In previous elections, the PAP has singled out one opposition politician and attacked his integrity relentlessly, commented Institute of Policy Studies Researcher Gillian Koh. In 2001, for example, the PAP targeted Dr. Chee Soon Juan of the SDP and hit him with a defamation suit during the election campaign. This year, as soon as the campaign started, the PAP threatened defamation suits to demolish the SDP (Ref B). All of the SDP's Central Executive Committee members except Dr. Chee and his sister Chee Siok Chin publicly apologized to PM Lee and MM Lee. Himself already bankrupted from an earlier defamation suit, Dr. Chee told us that he completely understood why his fellow party members apologized, since they had to protect their livelihoods in the face of a potential financially-ruinous defamation suit.
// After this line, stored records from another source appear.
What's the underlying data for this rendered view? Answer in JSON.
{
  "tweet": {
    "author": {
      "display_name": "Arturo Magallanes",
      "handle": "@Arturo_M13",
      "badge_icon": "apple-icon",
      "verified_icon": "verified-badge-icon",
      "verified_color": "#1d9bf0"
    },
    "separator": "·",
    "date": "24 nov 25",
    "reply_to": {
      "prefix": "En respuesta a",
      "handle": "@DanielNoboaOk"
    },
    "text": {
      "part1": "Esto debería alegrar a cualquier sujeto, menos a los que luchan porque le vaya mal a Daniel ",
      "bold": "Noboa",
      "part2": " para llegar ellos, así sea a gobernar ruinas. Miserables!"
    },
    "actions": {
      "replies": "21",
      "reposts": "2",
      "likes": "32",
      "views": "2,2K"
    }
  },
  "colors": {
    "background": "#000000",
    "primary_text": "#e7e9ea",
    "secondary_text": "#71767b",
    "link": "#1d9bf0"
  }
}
Turning to a new target, the PAP spent the first week of the nine-day campaign launching vitriolic attacks against WP MP candidate James Gomez over, bizarrely, an election form he didn't submit and didn't need to submit. Gomez claimed to have submitted a registration form to be a minority candidate, but security tapes showed he failed to do so. MM Lee called Gomez a "liar" over the non-submission of the form; Deputy Prime Minister Wang Kan Seng said Gomez had shown "blatant dishonesty"; and PM Lee accused Gomez of perpetrating a "dastardly trick." The local media also played up the "story" -- on one day, the Straits Times newspaper ran more than a dozen stories that discussed Gomez.
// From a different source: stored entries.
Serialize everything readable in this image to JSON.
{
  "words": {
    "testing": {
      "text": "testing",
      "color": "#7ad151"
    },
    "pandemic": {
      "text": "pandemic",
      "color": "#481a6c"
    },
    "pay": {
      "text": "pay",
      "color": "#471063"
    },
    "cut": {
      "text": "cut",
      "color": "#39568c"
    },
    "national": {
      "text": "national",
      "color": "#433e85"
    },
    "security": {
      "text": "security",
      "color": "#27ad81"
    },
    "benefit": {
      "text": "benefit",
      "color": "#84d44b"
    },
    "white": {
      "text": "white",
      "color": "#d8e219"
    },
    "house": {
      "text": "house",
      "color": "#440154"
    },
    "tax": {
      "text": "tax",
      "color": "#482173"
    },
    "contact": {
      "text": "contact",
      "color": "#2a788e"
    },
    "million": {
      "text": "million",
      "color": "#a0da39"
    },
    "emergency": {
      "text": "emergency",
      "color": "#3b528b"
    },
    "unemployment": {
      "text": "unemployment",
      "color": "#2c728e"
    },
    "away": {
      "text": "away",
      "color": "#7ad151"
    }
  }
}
Eventually, some PAP officials realized that the personal attacks on Gomez were creating a backlash, as PAP Headquarters Executive Director Lau Ping Sum told us on May 2. It took several more days, however, for it to stop. After the election, the GOS continued to harass Gomez. On May 7, immigration authorities seized his passport when he tried to return to his job in Sweden and police questioned him for eight hours, according to press reports.
By performing credibly in this election and avoiding the buffoonery that damaged its chances in the past, the opposition laid the groundwork for future electoral gains. In particular, the WP fielded a better qualified slate than it has in the past and ran a capable issues-based campaign. It refused to rise to the bait of the PAP's ad hominem attacks on James Gomez. The task for the opposition now is to sustain its energy and commitment over the years until the next election.
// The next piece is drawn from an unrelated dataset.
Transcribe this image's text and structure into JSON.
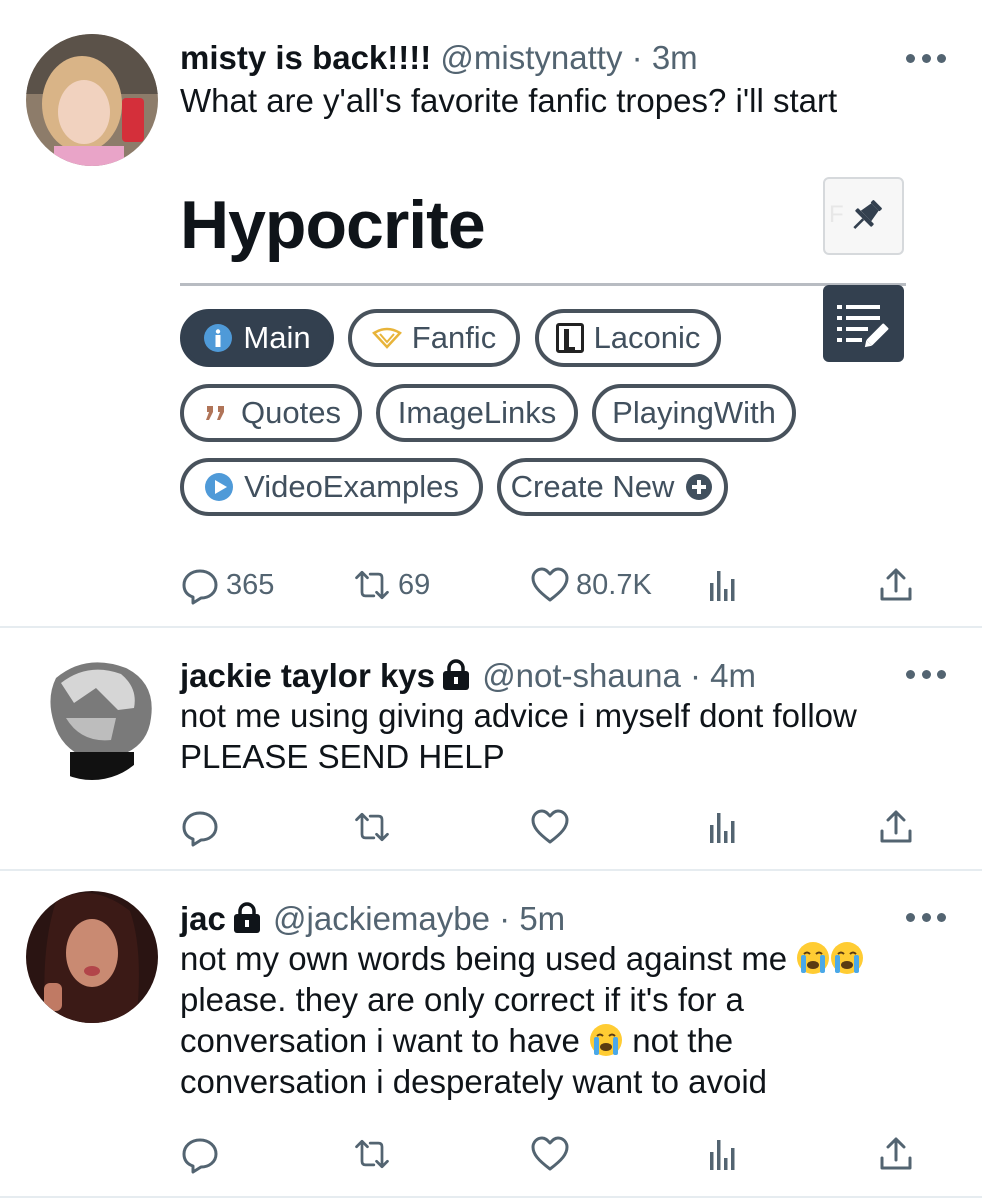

For PM Lee, the election was an opportunity missed. The PAP could have run on its superior policies, experience, and candidates and avoided the old-school hit-them-when-they-are-down tactics. Its candidates could have asked voters if they wanted to be governed by someone (James Gomez) who didn't even live in Singapore instead of launching a phony attack that extended to opening a "criminal" investigation as the defeated candidate was trying to return home to Sweden. Instead, the PAP's hardball tactics -- vintage Lee Kuan Yew -- cost them some votes and contradicted the PM's stated interest in a more open society.
While the MM's abrasive style may appeal to older "heartland" Singaporeans, it does not work well with younger, better-educated voters. He appeared a cranky and sour old man and was only a liability to the PAP's campaign. The extensive reporting in the government-controlled press may have backfired for the PAP as voters found the vindictiveness against Chee and his party distasteful and tired of the overwrought Gomez affaire. The MM's role in the 2006 election may have accelerated Singaporeans' reaching an emotional turning point. Many of the younger voters do not recall Singapore's early, precarious days. They are less willing to accept the PAP's fundamental premise that opposition and choice lead inexorably to disunity and chaos.